Joel Neto

Classe operária


Rubrica "Pai aos 50", de Joel Neto.

Os últimos que lhe mostrei foram os arboristas. Disse-lhe:

– Olha os trabalhadores.

Porque é o que digo sempre, embora desta vez não fossem trabalhadores normais.

Primeiro veio o Davide, para avaliar o trabalho. Ouviu-me com atenção, mas ao primeiro olhar já tinha percebido tudo. Tentou atalhar:

– Portanto, quer impedir as acácias de caírem em cima da casinha.

Mas eu tinha mais a explicar-lhe, de bebé ao colo pelo quintal. O significado da acácia descendente. A importância do jardim. A veneração da casa. A memória dos avós. O que também era um bom tema para ele, porque aqui há uns anos, num livro, fiz um pastiche do avô dele, com o que criei talvez a minha melhor personagem. Portanto, contou-me isso.

Quanto às acácias e ao risco de caírem sobre o pagode em caso de sismo ou ventania:

– Ah, isso é fácil. Sábado da próxima semana o senhor Joel está em casa?

E lá veio com os colegas. Treparam as acácias, pendurados por cordas. Cortaram ramos, folhagem, gravetos. Usaram um monte de termos, “células meristemáticas” “câmbio felogénio”, “estómatos da fotossíntese”. Os termos impressionaram-me bastante, porque nenhum outro assunto parecia motivá-los a usar uma palavra com mais de duas sílabas, quanto mais esdrúxula.

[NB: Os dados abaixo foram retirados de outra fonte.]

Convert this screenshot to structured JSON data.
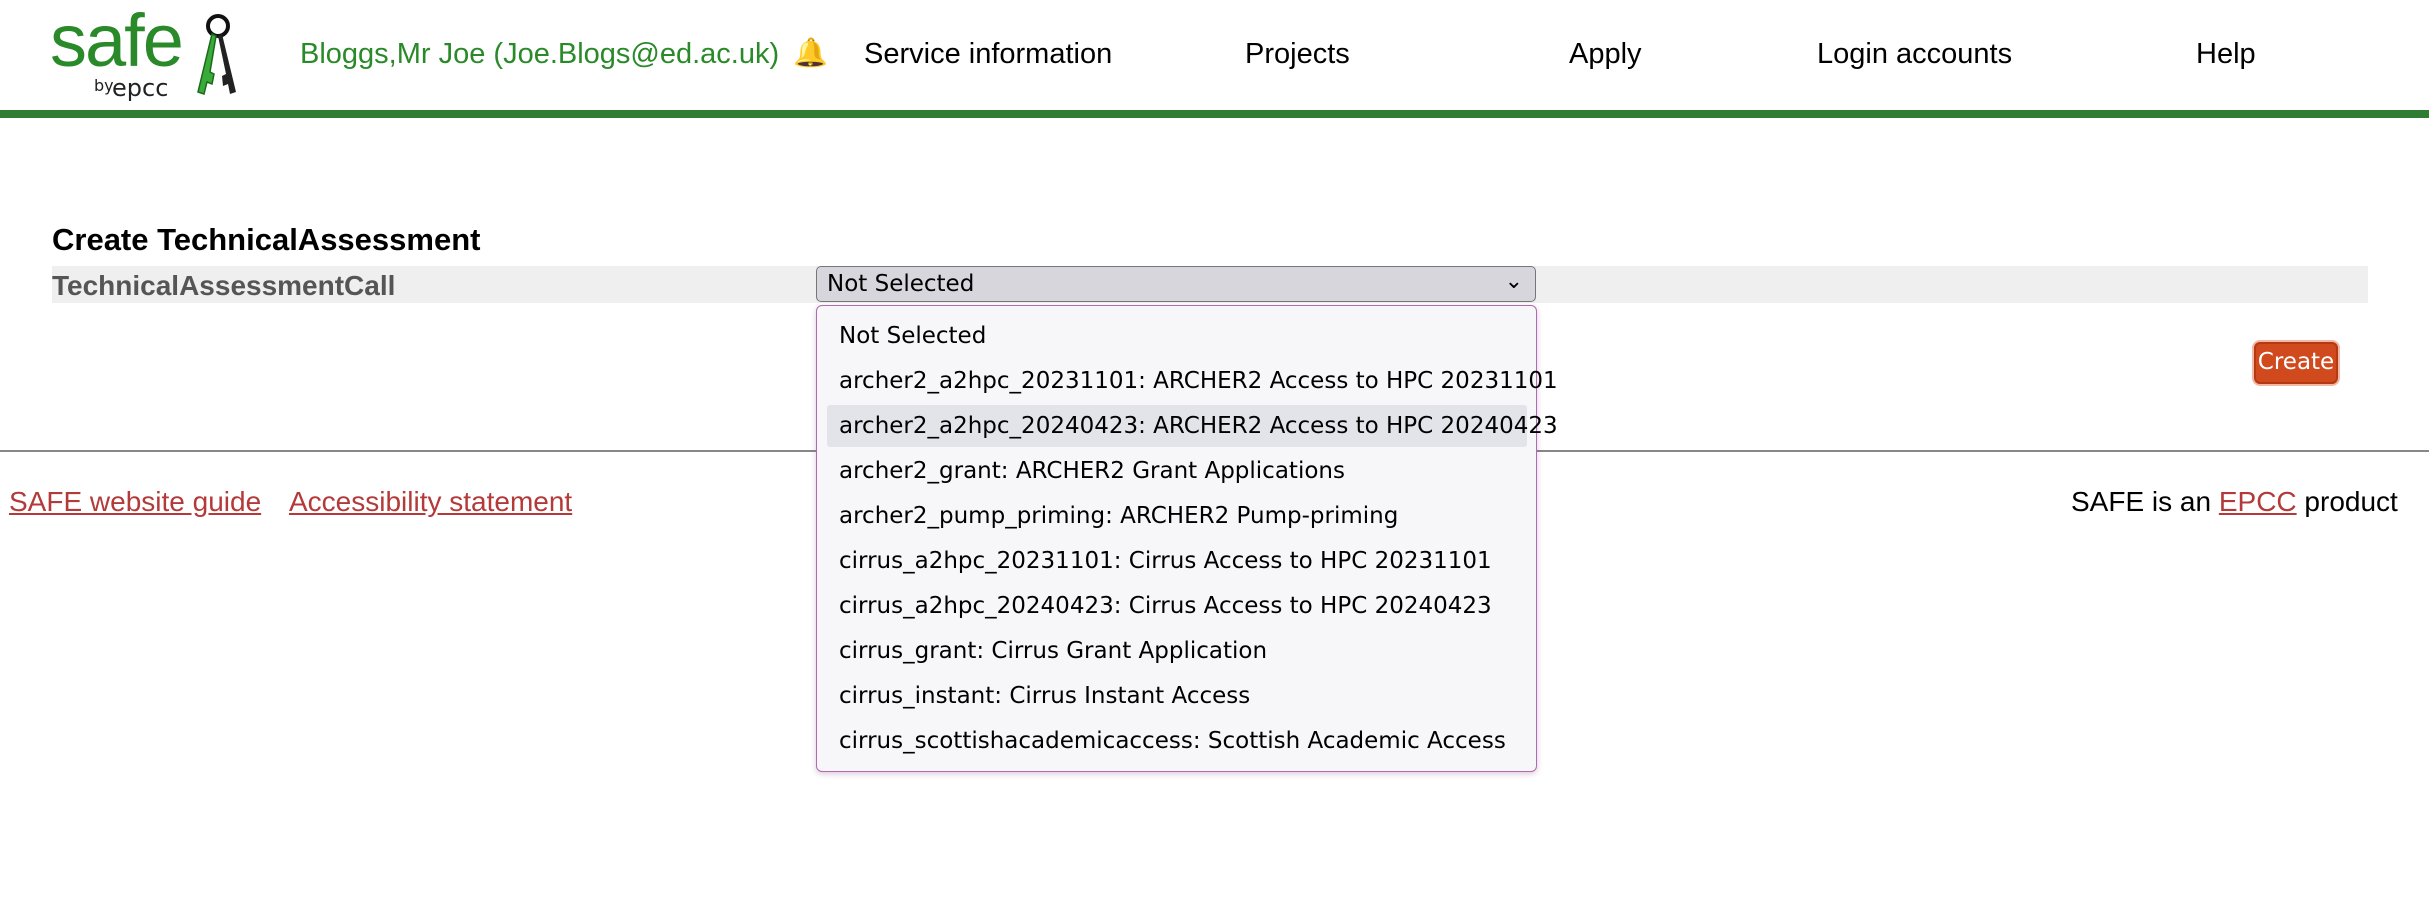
{
  "header": {
    "logo_text": "safe",
    "logo_by": "by",
    "logo_company": "epcc",
    "user": "Bloggs,Mr Joe (Joe.Blogs@ed.ac.uk)",
    "bell_icon": "🔔",
    "nav": [
      {
        "label": "Service information"
      },
      {
        "label": "Projects"
      },
      {
        "label": "Apply"
      },
      {
        "label": "Login accounts"
      },
      {
        "label": "Help"
      }
    ]
  },
  "main": {
    "title": "Create TechnicalAssessment",
    "field_label": "TechnicalAssessmentCall",
    "select_value": "Not Selected",
    "create_label": "Create"
  },
  "dropdown": {
    "options": [
      {
        "label": "Not Selected"
      },
      {
        "label": "archer2_a2hpc_20231101: ARCHER2 Access to HPC 20231101"
      },
      {
        "label": "archer2_a2hpc_20240423: ARCHER2 Access to HPC 20240423",
        "highlighted": true
      },
      {
        "label": "archer2_grant: ARCHER2 Grant Applications"
      },
      {
        "label": "archer2_pump_priming: ARCHER2 Pump-priming"
      },
      {
        "label": "cirrus_a2hpc_20231101: Cirrus Access to HPC 20231101"
      },
      {
        "label": "cirrus_a2hpc_20240423: Cirrus Access to HPC 20240423"
      },
      {
        "label": "cirrus_grant: Cirrus Grant Application"
      },
      {
        "label": "cirrus_instant: Cirrus Instant Access"
      },
      {
        "label": "cirrus_scottishacademicaccess: Scottish Academic Access"
      }
    ]
  },
  "footer": {
    "guide_link": "SAFE website guide",
    "accessibility_link": "Accessibility statement",
    "product_prefix": "SAFE is an ",
    "product_link": "EPCC",
    "product_suffix": " product"
  },
  "colors": {
    "brand_green": "#2e7d32",
    "create_button": "#d14a1e",
    "link": "#b43a3a"
  }
}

Até que, aceitando enfim a cerveja que aquecia a um canto, o Davide apontou para cima. Tinham removido toneladas de lixo, e mesmo assim já não havia em redor uma folha fora do lugar.

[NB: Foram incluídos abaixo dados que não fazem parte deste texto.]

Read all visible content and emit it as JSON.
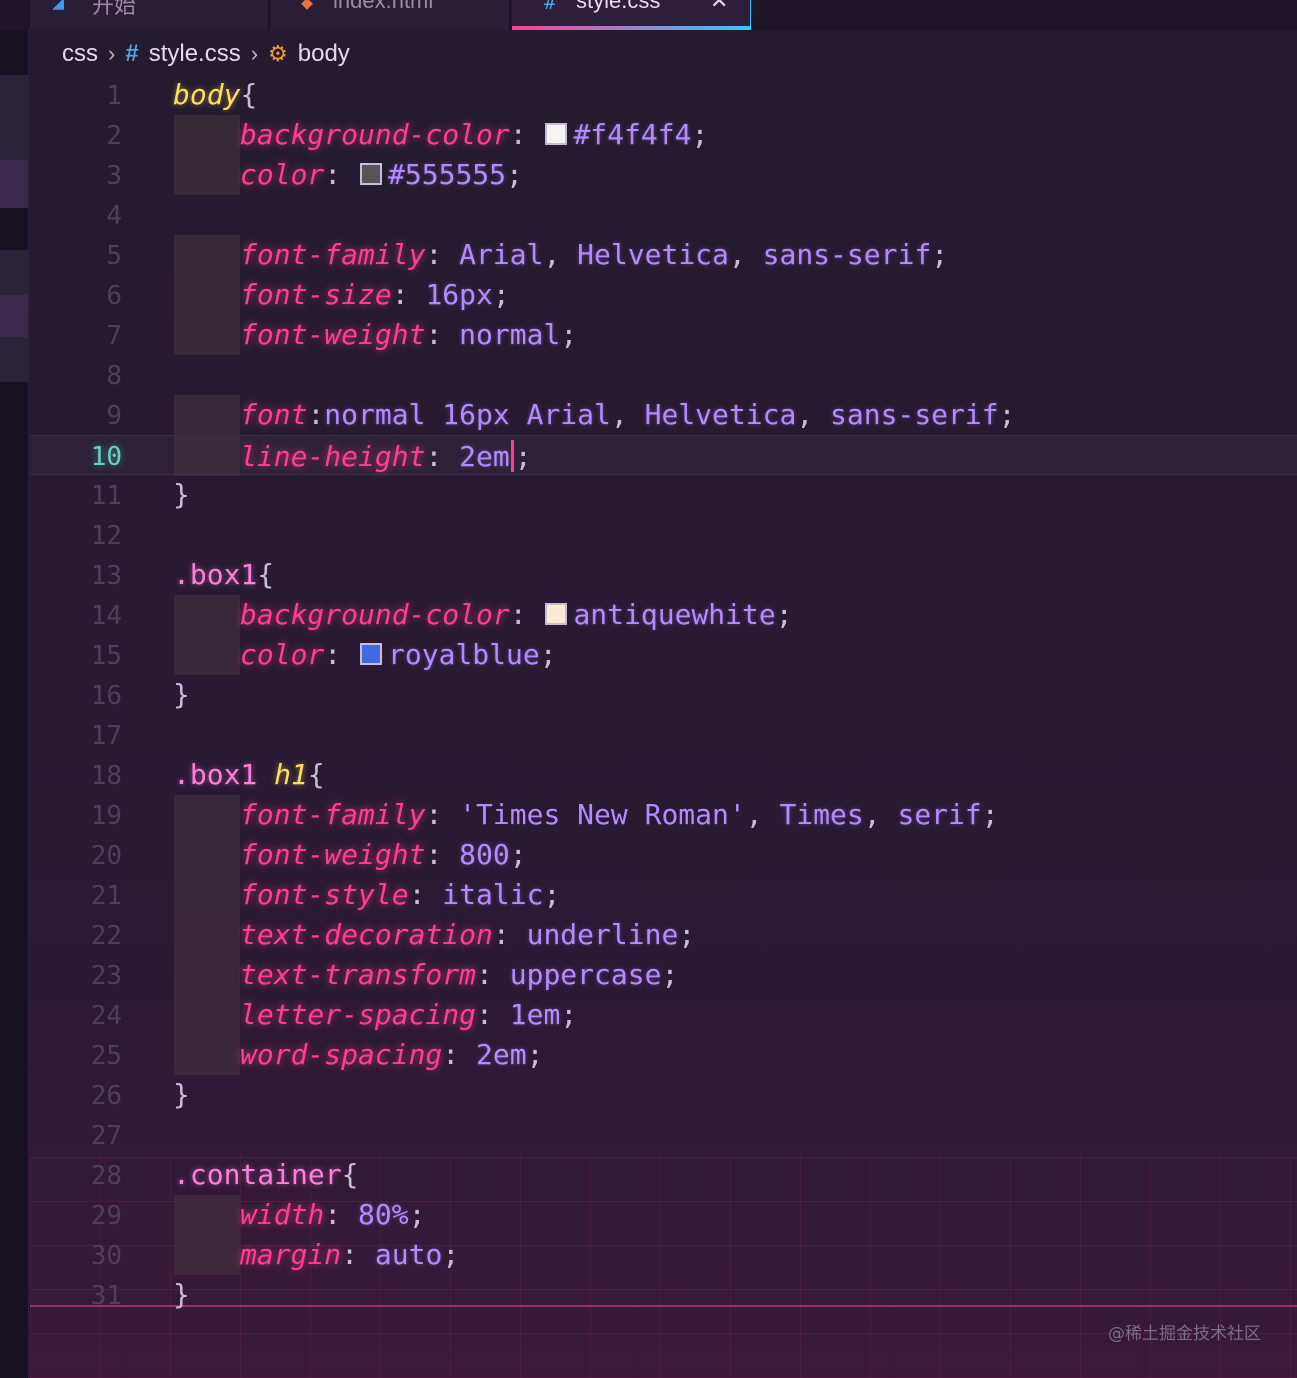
{
  "tabs": [
    {
      "label": "开始",
      "icon": "vscode-logo-icon",
      "active": false
    },
    {
      "label": "index.html",
      "icon": "html-file-icon",
      "active": false
    },
    {
      "label": "style.css",
      "icon": "css-hash-icon",
      "active": true,
      "close": "✕"
    }
  ],
  "breadcrumb": {
    "folder": "css",
    "sep": "›",
    "file_icon": "#",
    "file": "style.css",
    "symbol": "body"
  },
  "current_line": 10,
  "lines": [
    {
      "n": "1",
      "indent": false,
      "tokens": [
        [
          "sel",
          "body"
        ],
        [
          "punc",
          "{"
        ]
      ]
    },
    {
      "n": "2",
      "indent": true,
      "tokens": [
        [
          "prop",
          "background-color"
        ],
        [
          "punc",
          ": "
        ],
        [
          "swatch",
          "#f4f4f4"
        ],
        [
          "val",
          "#f4f4f4"
        ],
        [
          "punc",
          ";"
        ]
      ]
    },
    {
      "n": "3",
      "indent": true,
      "tokens": [
        [
          "prop",
          "color"
        ],
        [
          "punc",
          ": "
        ],
        [
          "swatch",
          "#555555"
        ],
        [
          "val",
          "#555555"
        ],
        [
          "punc",
          ";"
        ]
      ]
    },
    {
      "n": "4",
      "indent": false,
      "tokens": []
    },
    {
      "n": "5",
      "indent": true,
      "tokens": [
        [
          "prop",
          "font-family"
        ],
        [
          "punc",
          ": "
        ],
        [
          "val",
          "Arial"
        ],
        [
          "punc",
          ", "
        ],
        [
          "val",
          "Helvetica"
        ],
        [
          "punc",
          ", "
        ],
        [
          "val",
          "sans-serif"
        ],
        [
          "punc",
          ";"
        ]
      ]
    },
    {
      "n": "6",
      "indent": true,
      "tokens": [
        [
          "prop",
          "font-size"
        ],
        [
          "punc",
          ": "
        ],
        [
          "val",
          "16px"
        ],
        [
          "punc",
          ";"
        ]
      ]
    },
    {
      "n": "7",
      "indent": true,
      "tokens": [
        [
          "prop",
          "font-weight"
        ],
        [
          "punc",
          ": "
        ],
        [
          "val",
          "normal"
        ],
        [
          "punc",
          ";"
        ]
      ]
    },
    {
      "n": "8",
      "indent": false,
      "tokens": []
    },
    {
      "n": "9",
      "indent": true,
      "tokens": [
        [
          "prop",
          "font"
        ],
        [
          "punc",
          ":"
        ],
        [
          "val",
          "normal 16px Arial"
        ],
        [
          "punc",
          ", "
        ],
        [
          "val",
          "Helvetica"
        ],
        [
          "punc",
          ", "
        ],
        [
          "val",
          "sans-serif"
        ],
        [
          "punc",
          ";"
        ]
      ]
    },
    {
      "n": "10",
      "indent": true,
      "tokens": [
        [
          "prop",
          "line-height"
        ],
        [
          "punc",
          ": "
        ],
        [
          "val",
          "2em"
        ],
        [
          "cursor",
          ""
        ],
        [
          "punc",
          ";"
        ]
      ]
    },
    {
      "n": "11",
      "indent": false,
      "tokens": [
        [
          "punc",
          "}"
        ]
      ]
    },
    {
      "n": "12",
      "indent": false,
      "tokens": []
    },
    {
      "n": "13",
      "indent": false,
      "tokens": [
        [
          "cls",
          ".box1"
        ],
        [
          "punc",
          "{"
        ]
      ]
    },
    {
      "n": "14",
      "indent": true,
      "tokens": [
        [
          "prop",
          "background-color"
        ],
        [
          "punc",
          ": "
        ],
        [
          "swatch",
          "#faebd7"
        ],
        [
          "val",
          "antiquewhite"
        ],
        [
          "punc",
          ";"
        ]
      ]
    },
    {
      "n": "15",
      "indent": true,
      "tokens": [
        [
          "prop",
          "color"
        ],
        [
          "punc",
          ": "
        ],
        [
          "swatch",
          "#4169e1"
        ],
        [
          "val",
          "royalblue"
        ],
        [
          "punc",
          ";"
        ]
      ]
    },
    {
      "n": "16",
      "indent": false,
      "tokens": [
        [
          "punc",
          "}"
        ]
      ]
    },
    {
      "n": "17",
      "indent": false,
      "tokens": []
    },
    {
      "n": "18",
      "indent": false,
      "tokens": [
        [
          "cls",
          ".box1 "
        ],
        [
          "sel",
          "h1"
        ],
        [
          "punc",
          "{"
        ]
      ]
    },
    {
      "n": "19",
      "indent": true,
      "tokens": [
        [
          "prop",
          "font-family"
        ],
        [
          "punc",
          ": "
        ],
        [
          "str",
          "'Times New Roman'"
        ],
        [
          "punc",
          ", "
        ],
        [
          "val",
          "Times"
        ],
        [
          "punc",
          ", "
        ],
        [
          "val",
          "serif"
        ],
        [
          "punc",
          ";"
        ]
      ]
    },
    {
      "n": "20",
      "indent": true,
      "tokens": [
        [
          "prop",
          "font-weight"
        ],
        [
          "punc",
          ": "
        ],
        [
          "val",
          "800"
        ],
        [
          "punc",
          ";"
        ]
      ]
    },
    {
      "n": "21",
      "indent": true,
      "tokens": [
        [
          "prop",
          "font-style"
        ],
        [
          "punc",
          ": "
        ],
        [
          "val",
          "italic"
        ],
        [
          "punc",
          ";"
        ]
      ]
    },
    {
      "n": "22",
      "indent": true,
      "tokens": [
        [
          "prop",
          "text-decoration"
        ],
        [
          "punc",
          ": "
        ],
        [
          "val",
          "underline"
        ],
        [
          "punc",
          ";"
        ]
      ]
    },
    {
      "n": "23",
      "indent": true,
      "tokens": [
        [
          "prop",
          "text-transform"
        ],
        [
          "punc",
          ": "
        ],
        [
          "val",
          "uppercase"
        ],
        [
          "punc",
          ";"
        ]
      ]
    },
    {
      "n": "24",
      "indent": true,
      "tokens": [
        [
          "prop",
          "letter-spacing"
        ],
        [
          "punc",
          ": "
        ],
        [
          "val",
          "1em"
        ],
        [
          "punc",
          ";"
        ]
      ]
    },
    {
      "n": "25",
      "indent": true,
      "tokens": [
        [
          "prop",
          "word-spacing"
        ],
        [
          "punc",
          ": "
        ],
        [
          "val",
          "2em"
        ],
        [
          "punc",
          ";"
        ]
      ]
    },
    {
      "n": "26",
      "indent": false,
      "tokens": [
        [
          "punc",
          "}"
        ]
      ]
    },
    {
      "n": "27",
      "indent": false,
      "tokens": []
    },
    {
      "n": "28",
      "indent": false,
      "tokens": [
        [
          "cls",
          ".container"
        ],
        [
          "punc",
          "{"
        ]
      ]
    },
    {
      "n": "29",
      "indent": true,
      "tokens": [
        [
          "prop",
          "width"
        ],
        [
          "punc",
          ": "
        ],
        [
          "val",
          "80%"
        ],
        [
          "punc",
          ";"
        ]
      ]
    },
    {
      "n": "30",
      "indent": true,
      "tokens": [
        [
          "prop",
          "margin"
        ],
        [
          "punc",
          ": "
        ],
        [
          "val",
          "auto"
        ],
        [
          "punc",
          ";"
        ]
      ]
    },
    {
      "n": "31",
      "indent": false,
      "tokens": [
        [
          "punc",
          "}"
        ]
      ]
    }
  ],
  "watermark": "@稀土掘金技术社区"
}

– Agora já não faz vela. Daqui a um ano ou dois voltamos a dar uma olhadela. – Bebericou da cerveja. – Logo se vê se temos de acrescentar uma escora.

Admirei-os tanto, ao Davide e aos outros, que fui conferir se o Artur já tinha acordado – só para lhos mostrar outra vez. Os rapazes rudes que se tornavam eruditos ao falar de árvores. Como deviam achá-los malucos, os amigos.

E não são só eles. Todas as semanas tento persuadir o meu filho a olhar os labores do Chico e da Sónia. Quando o José vem cá tratar de alguma carpintaria, paramos a vê-lo trabalhar. Ou quando vem o Rúben cuidar de alguma canalização. Ou o João podar as árvores de fruto. Ou o Carlinhos fazer uma pintura.

– Olha os trabalhadores – digo, e detenho-me com ele ali.

Sei porque o faço: passei os Verões da adolescência a distribuir grades de cerveja e a vender jornais. No Outono, apanhava as castanhas da propriedade toda, e antes já tinha aprendido com o meu pai a traçar um balde de argamassa, com a minha mãe a coser um botão e com o meu avô tudo o mais que ainda hoje me é útil.

Se me tornei jornalista, mais tarde, também foi por trazer toda essa curiosidade. E, se, antes e depois disso, consegui realmente chegar a sentir-me um escritor, foi por ter acumulado a capacidade de discernir entre essas coisas.

Também por isso optei por fazer para o meu filho aquele baloiço rústico, irregular, que inaugurámos há dias: para que ele nos visse trabalhar – eu, o jardineiro, o carpinteiro, o avô. E continuará a ser assim sempre que possível, porque naquilo que se faz com as mãos está a lição completa: a motricidade, a sobrevivência, a cultura.